The “process_metrics_files” TSOPPI tool offers visualization of LocalApp- and sequencer-generated metrics for sets of samples across multiple sequencing/analysis runs. The plots can be useful for identifying sample/run outliers, and for monitoring long-terms trends in the sequencing and primary analysis outputs.
Input files¶
[LocalApp_output_directory]/Results/MetricsOutput.tsv files for n>=1 runs (these are specified with the --metrics_file parameter);
[sequencer_output_directory]/RunCompletionStatus.xml files for n>=1 runs (these are specified with the --run_completion_status_file parameter).
Running the tool¶
Command line options:
usage: process_metrics_files.py [-h] [-v] -m METRICS_FILE -r
RUN_COMPLETION_STATUS_FILE -l RUN_LABEL -o
OUTPUT_DIRECTORY -s
HOST_SYSTEM_MOUNTING_DIRECTORY
[-c CONTAINER_MOUNTING_DIRECTORY]
[-i HIGHLIGHTED_RUN_LABEL]
Process input metrics files and plot the retrieved metrics data with R (all
output will be stored in the specified output directory). X>=1 runs can be
processed together; all run-related parameters need to be supplied exactly X
times.
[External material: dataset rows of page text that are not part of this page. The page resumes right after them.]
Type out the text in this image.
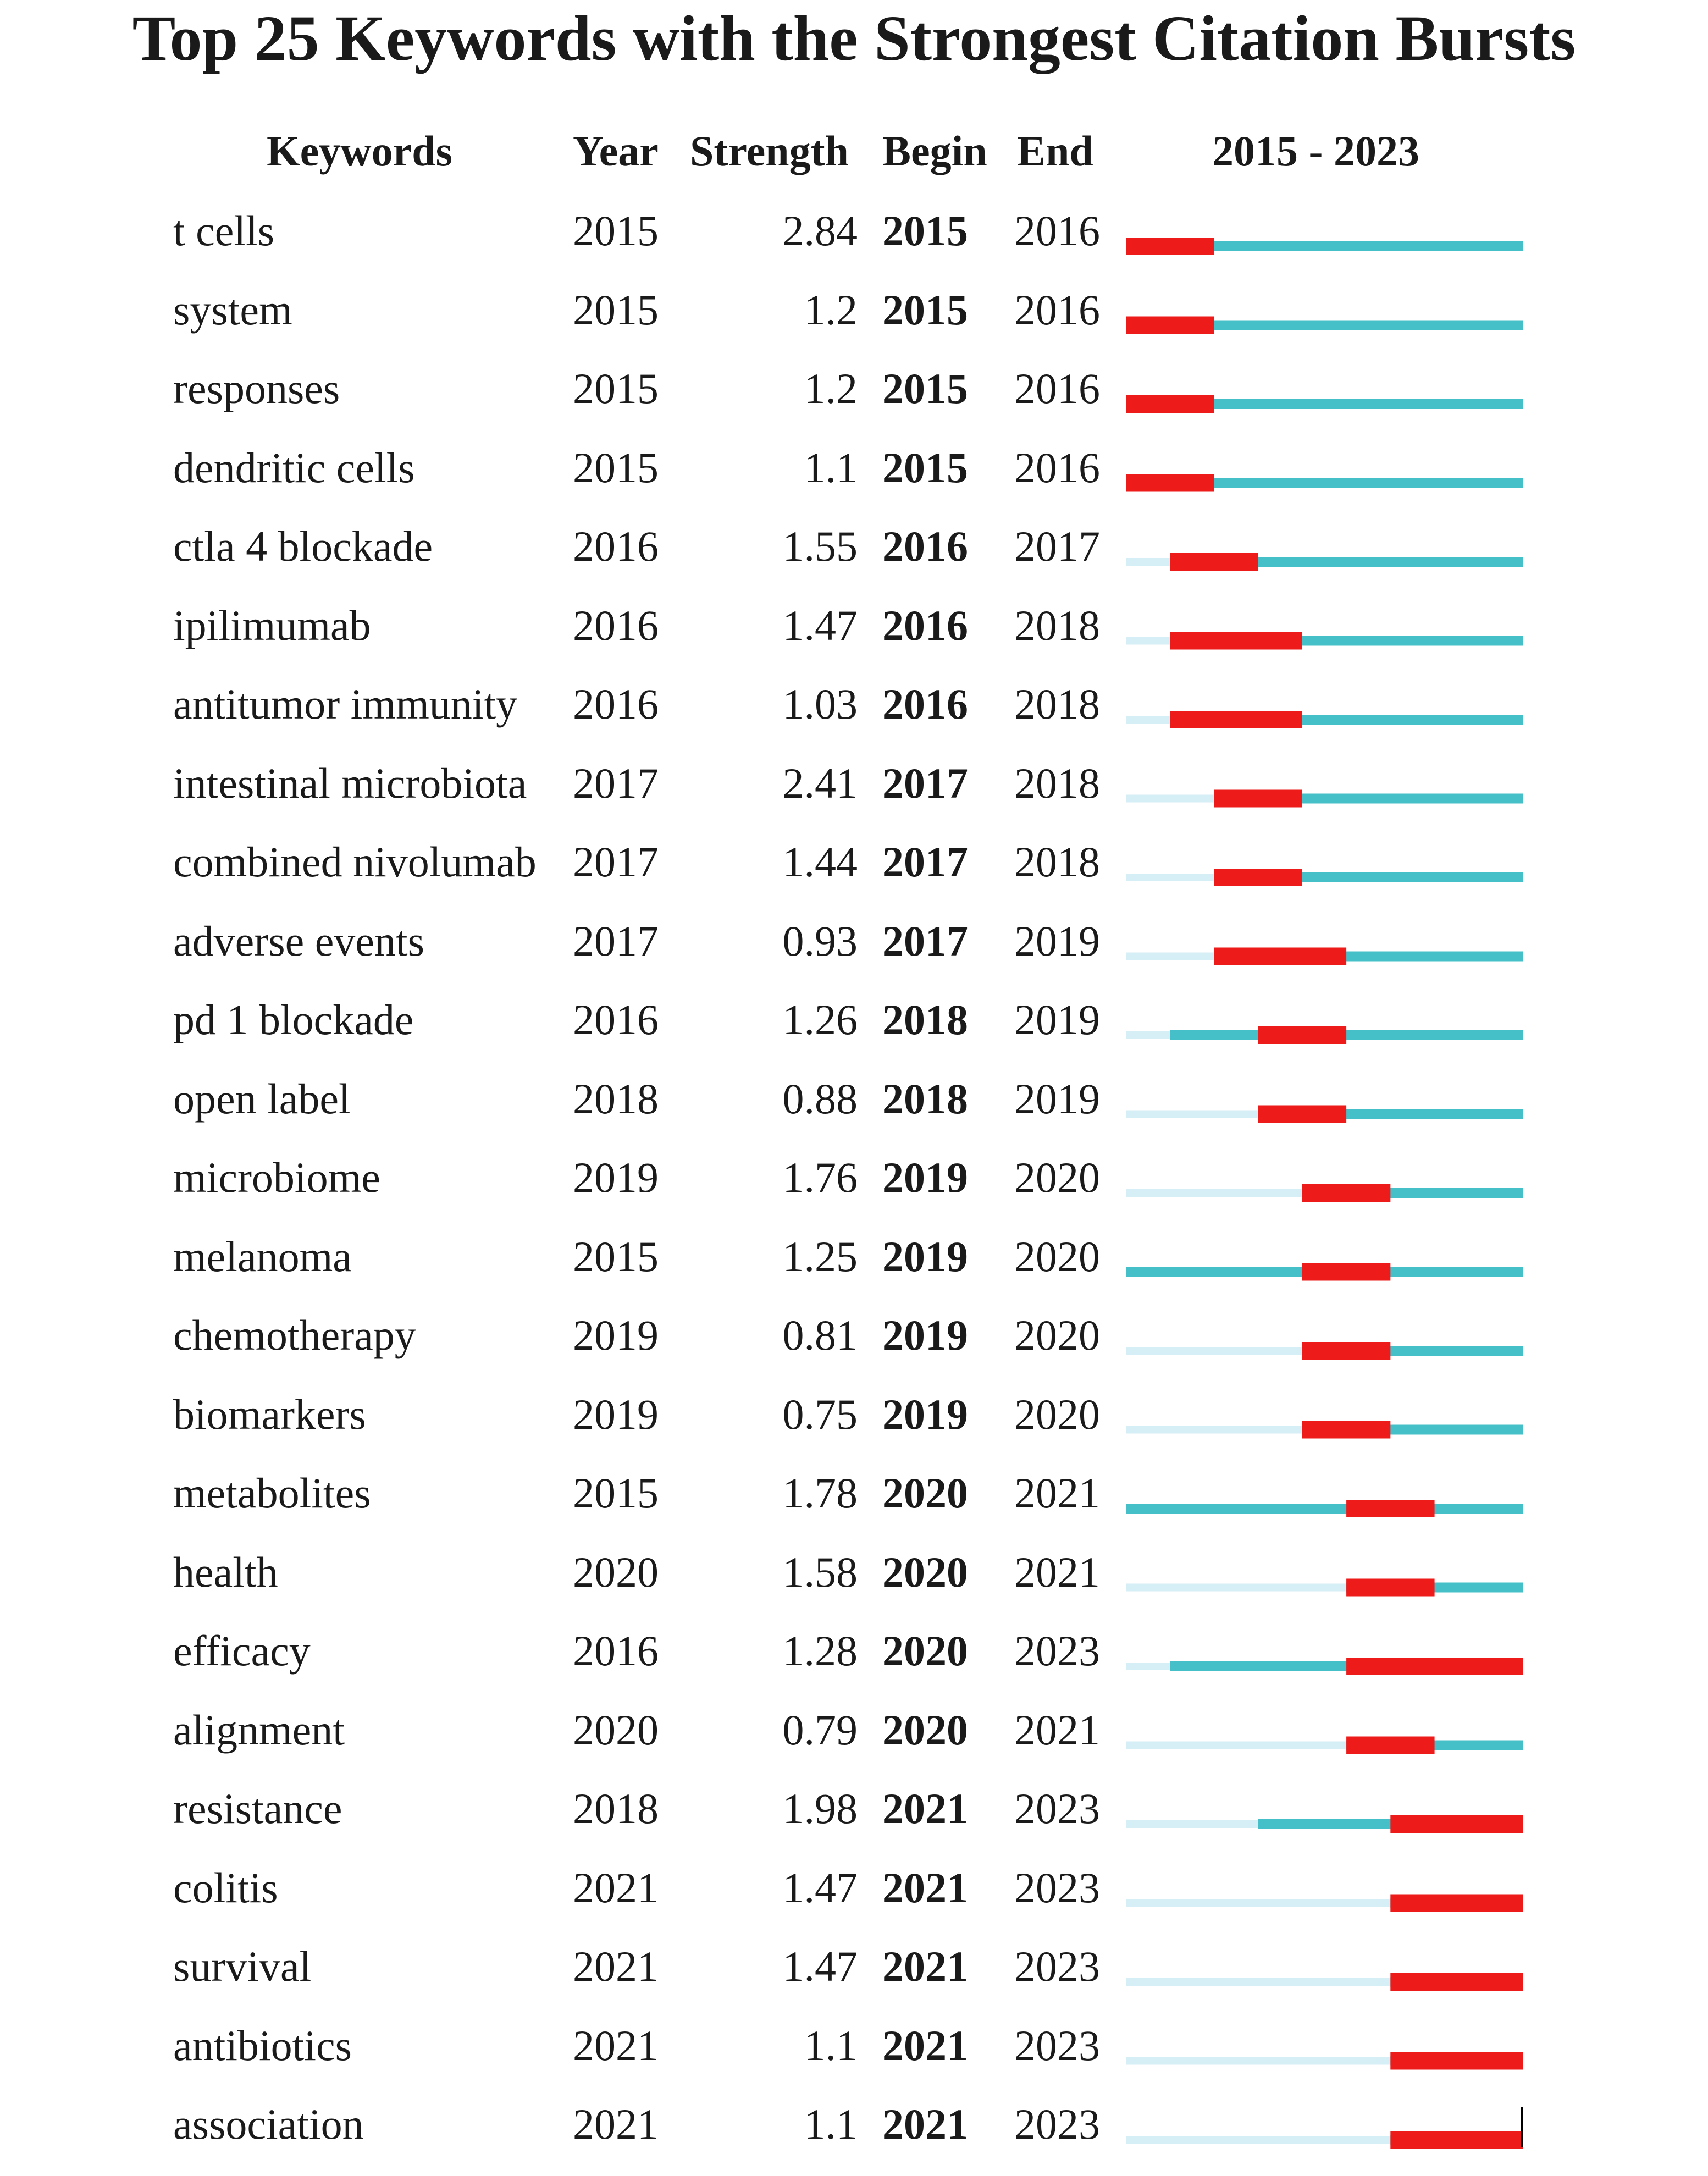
Top 25 Keywords with the Strongest Citation Bursts
Keywords	Year Strength Begin End	2015 - 2023
t cells	2015	2.84 2015 2016
system	2015	1.2 2015 2016
responses	2015	1.2 2015 2016
dendritic cells	2015	1.1 2015 2016
ctla 4 blockade	2016	1.55 2016 2017
ipilimumab	2016	1.47 2016 2018
antitumor immunity 2016	1.03 2016 2018
intestinal microbiota 2017	2.41 2017 2018
combined nivolumab 2017	1.44 2017 2018
adverse events	2017	0.93 2017 2019
pd 1 blockade	2016	1.26 2018 2019
open label	2018	0.88 2018 2019
microbiome	2019	1.76 2019 2020
melanoma	2015	1.25 2019 2020
chemotherapy	2019	0.81 2019 2020
biomarkers	2019	0.75 2019 2020
metabolites	2015	1.78 2020 2021
health	2020	1.58 2020 2021
efficacy	2016	1.28 2020 2023
alignment	2020	0.79 2020 2021
resistance	2018	1.98 2021 2023
colitis	2021	1.47 2021 2023
survival	2021	1.47 2021 2023
antibiotics	2021	1.1 2021 2023
association	2021	1.1 2021 2023
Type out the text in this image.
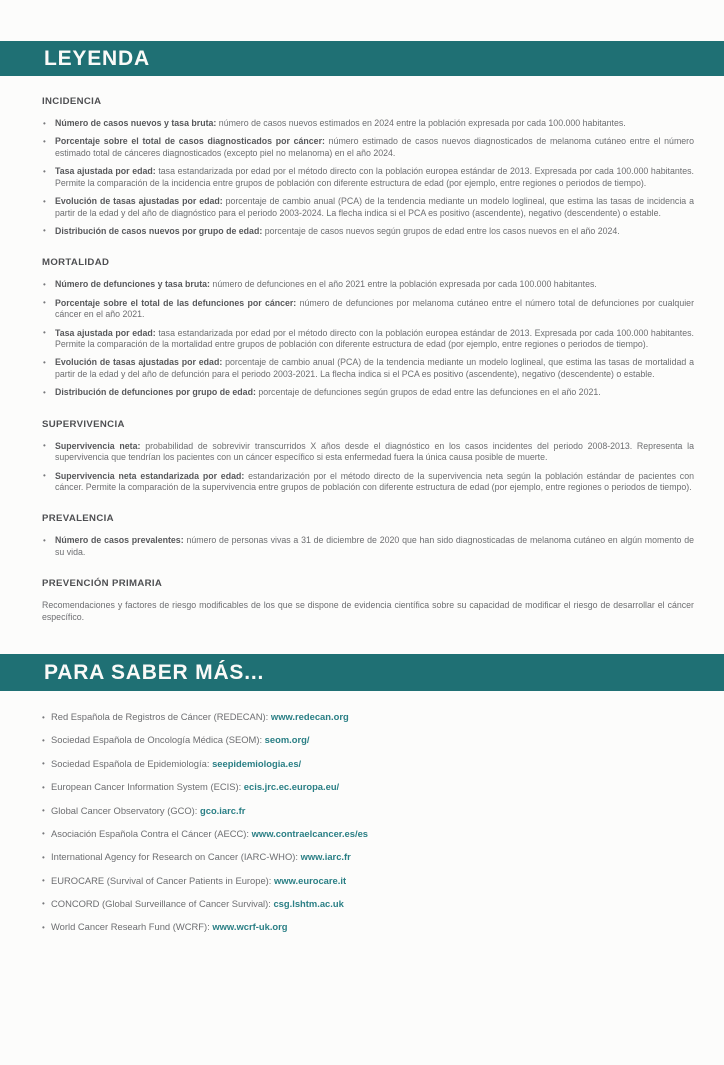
LEYENDA
INCIDENCIA
• Número de casos nuevos y tasa bruta: número de casos nuevos estimados en 2024 entre la población expresada por cada 100.000 habitantes.
• Porcentaje sobre el total de casos diagnosticados por cáncer: número estimado de casos nuevos diagnosticados de melanoma cutáneo entre el número estimado total de cánceres diagnosticados (excepto piel no melanoma) en el año 2024.
• Tasa ajustada por edad: tasa estandarizada por edad por el método directo con la población europea estándar de 2013. Expresada por cada 100.000 habitantes. Permite la comparación de la incidencia entre grupos de población con diferente estructura de edad (por ejemplo, entre regiones o periodos de tiempo).
• Evolución de tasas ajustadas por edad: porcentaje de cambio anual (PCA) de la tendencia mediante un modelo loglineal, que estima las tasas de incidencia a partir de la edad y del año de diagnóstico para el periodo 2003-2024. La flecha indica si el PCA es positivo (ascendente), negativo (descendente) o estable.
• Distribución de casos nuevos por grupo de edad: porcentaje de casos nuevos según grupos de edad entre los casos nuevos en el año 2024.
MORTALIDAD
• Número de defunciones y tasa bruta: número de defunciones en el año 2021 entre la población expresada por cada 100.000 habitantes.
• Porcentaje sobre el total de las defunciones por cáncer: número de defunciones por melanoma cutáneo entre el número total de defunciones por cualquier cáncer en el año 2021.
• Tasa ajustada por edad: tasa estandarizada por edad por el método directo con la población europea estándar de 2013. Expresada por cada 100.000 habitantes. Permite la comparación de la mortalidad entre grupos de población con diferente estructura de edad (por ejemplo, entre regiones o periodos de tiempo).
• Evolución de tasas ajustadas por edad: porcentaje de cambio anual (PCA) de la tendencia mediante un modelo loglineal, que estima las tasas de mortalidad a partir de la edad y del año de defunción para el periodo 2003-2021. La flecha indica si el PCA es positivo (ascendente), negativo (descendente) o estable.
• Distribución de defunciones por grupo de edad: porcentaje de defunciones según grupos de edad entre las defunciones en el año 2021.
SUPERVIVENCIA
• Supervivencia neta: probabilidad de sobrevivir transcurridos X años desde el diagnóstico en los casos incidentes del periodo 2008-2013. Representa la supervivencia que tendrían los pacientes con un cáncer específico si esta enfermedad fuera la única causa posible de muerte.
• Supervivencia neta estandarizada por edad: estandarización por el método directo de la supervivencia neta según la población estándar de pacientes con cáncer. Permite la comparación de la supervivencia entre grupos de población con diferente estructura de edad (por ejemplo, entre regiones o periodos de tiempo).
PREVALENCIA
• Número de casos prevalentes: número de personas vivas a 31 de diciembre de 2020 que han sido diagnosticadas de melanoma cutáneo en algún momento de su vida.
PREVENCIÓN PRIMARIA

Recomendaciones y factores de riesgo modificables de los que se dispone de evidencia científica sobre su capacidad de modificar el riesgo de desarrollar el cáncer específico.

PARA SABER MÁS...
• Red Española de Registros de Cáncer (REDECAN): www.redecan.org
• Sociedad Española de Oncología Médica (SEOM): seom.org/
• Sociedad Española de Epidemiología: seepidemiologia.es/
• European Cancer Information System (ECIS): ecis.jrc.ec.europa.eu/
• Global Cancer Observatory (GCO): gco.iarc.fr
• Asociación Española Contra el Cáncer (AECC): www.contraelcancer.es/es
• International Agency for Research on Cancer (IARC-WHO): www.iarc.fr
• EUROCARE (Survival of Cancer Patients in Europe): www.eurocare.it
• CONCORD (Global Surveillance of Cancer Survival): csg.lshtm.ac.uk
• World Cancer Researh Fund (WCRF): www.wcrf-uk.org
The order of supplied values matters (e.g., the Nth input metrics file
will be tied to the Nth supplied run label).
-m METRICS_FILE, --metrics_file METRICS_FILE
absolute path to the MetricsOutput.tsv file of a given
TSO500 LocalApp analysis run
-r RUN_COMPLETION_STATUS_FILE, --run_completion_status_file RUN_COMPLETION_STATUS_FILE
absolute path to the RunCompletionStatus.xml file of a
given TSO500 sequencing run
-l RUN_LABEL, --run_label RUN_LABEL
a label that should be used for referring to given run
in the output files and plots
-o OUTPUT_DIRECTORY, --output_directory OUTPUT_DIRECTORY
absolute path to the directory in which all output
should be stored
-s HOST_SYSTEM_MOUNTING_DIRECTORY, --host_system_mounting_directory HOST_SYSTEM_MOUNTING_DIRECTORY
absolute path to the host system mounting directory;
the specified directory should include all input and
output file paths in its directory tree
optional arguments:
-h, --help show this help message and exit
-v, --version show program`s version number and exit
-c CONTAINER_MOUNTING_DIRECTORY, --container_mounting_directory CONTAINER_MOUNTING_DIRECTORY
container`s inner mounting point; the host system
mounting directory path/prefix will be replaced by the
container mounting directory path in all input and
output file paths (this parameter likely shouldn`t be
changed)
-i HIGHLIGHTED_RUN_LABEL, --highlighted_run_label HIGHLIGHTED_RUN_LABEL
label of the run which should be highlighted in the
output plots (if not supplied, the last supplied label
will determine the highlighted run)
Example invocation using the Docker image:
$ [sudo] docker run \
--rm \
-it \
-v /hs_prefix_path:/inpred/data \
inpred/tsoppi_main:v0.1 \
python /inpred/user_scripts/process_metrics_files.py \
--metrics_file /hs_prefix_path/analysis/run1/Results/MetricsOutput.tsv \
--metrics_file /hs_prefix_path/analysis/run2/Results/MetricsOutput.tsv \
--metrics_file /hs_prefix_path/analysis/run3/Results/MetricsOutput.tsv \
--run_completion_status_file /hs_prefix_path/sequences/run1/RunCompletionStatus.xml \
--run_completion_status_file /hs_prefix_path/sequences/run2/RunCompletionStatus.xml \
--run_completion_status_file /hs_prefix_path/sequences/run3/RunCompletionStatus.xml \
--run_label run_1 \
--run_label run_2 \
--run_label run_3 \
--output_directory /hs_prefix_path/postprocessing/metrics_plots \
--host_system_mounting_directory /hs_prefix_path
Output files¶
[tool_output_directory]/TSO500_run_metrics.pdf: the main output file, with metric-wise plots;
[tool_output_directory]/intermediate_metrics_files/joint_sequencing_QC_file.tsv: aggregated sequencing-run metrics for all input RunCompletionStatus.xml files;
[tool_output_directory]/intermediate_metrics_files/master_metrics_table.tsv: aggregated analysis-run metrics for all input MetricsOutput.tsv files;
[tool_output_directory]/intermediate_metrics_files/[run_label_N]_metrics.tsv: parsed and transposed analysis-run metrics table for Nth input MetricsOutput.tsv file (the corresponding run_label values is used in the file name).